Unitel La Paz
- La Paz; Bolivia;
- City: La Paz
- Channels: Digital: 28; Virtual: 2.1;
- Branding: Unitel La Paz;

Programming
- Affiliations: 2.1: Unitel

Ownership
- Owner: Grupo Monasterios (Empresa de Comunicaciones del Oriente Ltda. Ecor Ltda)

History
- Founded: November 1985
- First air date: November 23, 1985
- Former channel number: Analog: 2 (VHF, 1985-2026);
- Former affiliations: Telesistema Boliviano (1985-1996) Bolivisión (1996-1997)

Technical information
- Licensing authority: ATT

= Unitel La Paz =

Unitel La Paz is the Unitel owned-and-operated station for the city of La Paz, capital of Bolivia. The station was the generating station of the former Telesistema Boliviano network, disbanded in the late 90s. The station is available nationwide on Inter Satelital, alongside the Santa Cruz station.

==History==
Telesistema Boliviano (TSB), the initial licensee, was founded on November 22, 1983, as the first commercial television company in Bolivia, granting the license to operate in La Paz on channel 2. The channel was the opposite of ATB (channel 9) in some way, as the channel provided "quality programming" over political preferences.

Experimental broadcasts started on February 12, 1985, before becoming regular on April 14, 1985, being owned by Antonio Maldonado.
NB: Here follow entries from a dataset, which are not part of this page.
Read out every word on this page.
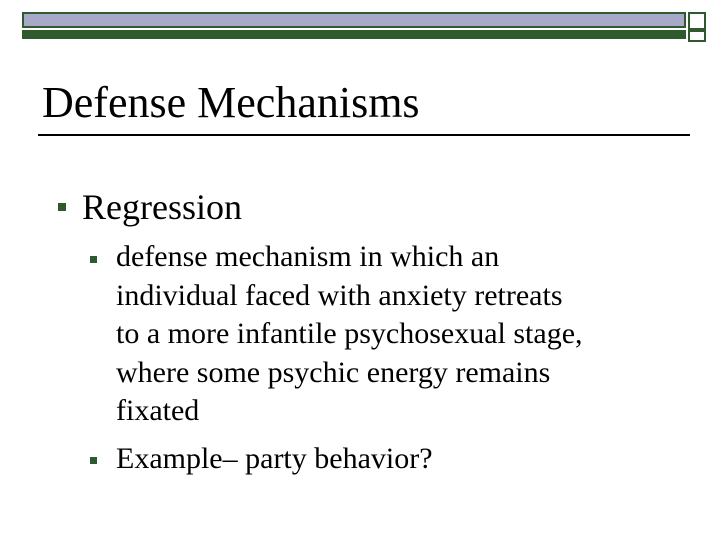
Defense Mechanisms
Regression
defense mechanism in which an
individual faced with anxiety retreats
to a more infantile psychosexual stage,
where some psychic energy remains
fixated
Example– party behavior?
On weekdays the channel broadcast for seventeen hours on average (7am to 12am) and twelve on weekends (11am to 11pm). The station's owner was Antonio Maldonado, while its administration was up to brothers Ángel Carlos and Rosa Virgilia Cardona, owners of the Perspectiva magazine. With its transmitter located at Sopocachi, it captured signals from foreign television stations, mainly news and key sporting events.

In the early 90s, its local newscast was presented by priest Eduardo Pérez, who left the station in 1994 to concentrate on a radio career. At the time, Juan Pablo Guzmán was the head of its news division, and Pérez during his stay with TSB appeared in a soccer uniform to present the sports segment and attached to a noose in order to protest a gag rule to an extent where he started to suffer from asphyxiation.

With the dissolution of TSB, the station briefly became a part of the newly-formed Bolivisión network, alongside Galavisión and Antena Uno, Bolivisión later bought the license to broadcast on channel 5. After the rift that led to the creation of the Unitel network, the legal entity behind channel 2 in La Paz was, as late as 2002, still granted to Telesistema Boliviano. The station was now aligned to the Monasterios in June 1997 and started airing a new national newscast, TV Noticias, which was renamed Telepaís after the staff from the network's head in Santa Cruz became aware that there already was a TV Noticias on channel 24 in La Paz since early in the year.

The station's relay in El Alto was heavily damaged in November 2019.

==Technical information==

| Virtual | Physical | Screen | Content |
|---|---|---|---|
| 2.1 | 28 UHF | 1080i | Unitel |

Unitel La Paz started its HD signal in 2018. Cadena A used to be carried on subchannel 2.2 until November 13, 2025, when it obtained its own multiplex and PSIP (3.1).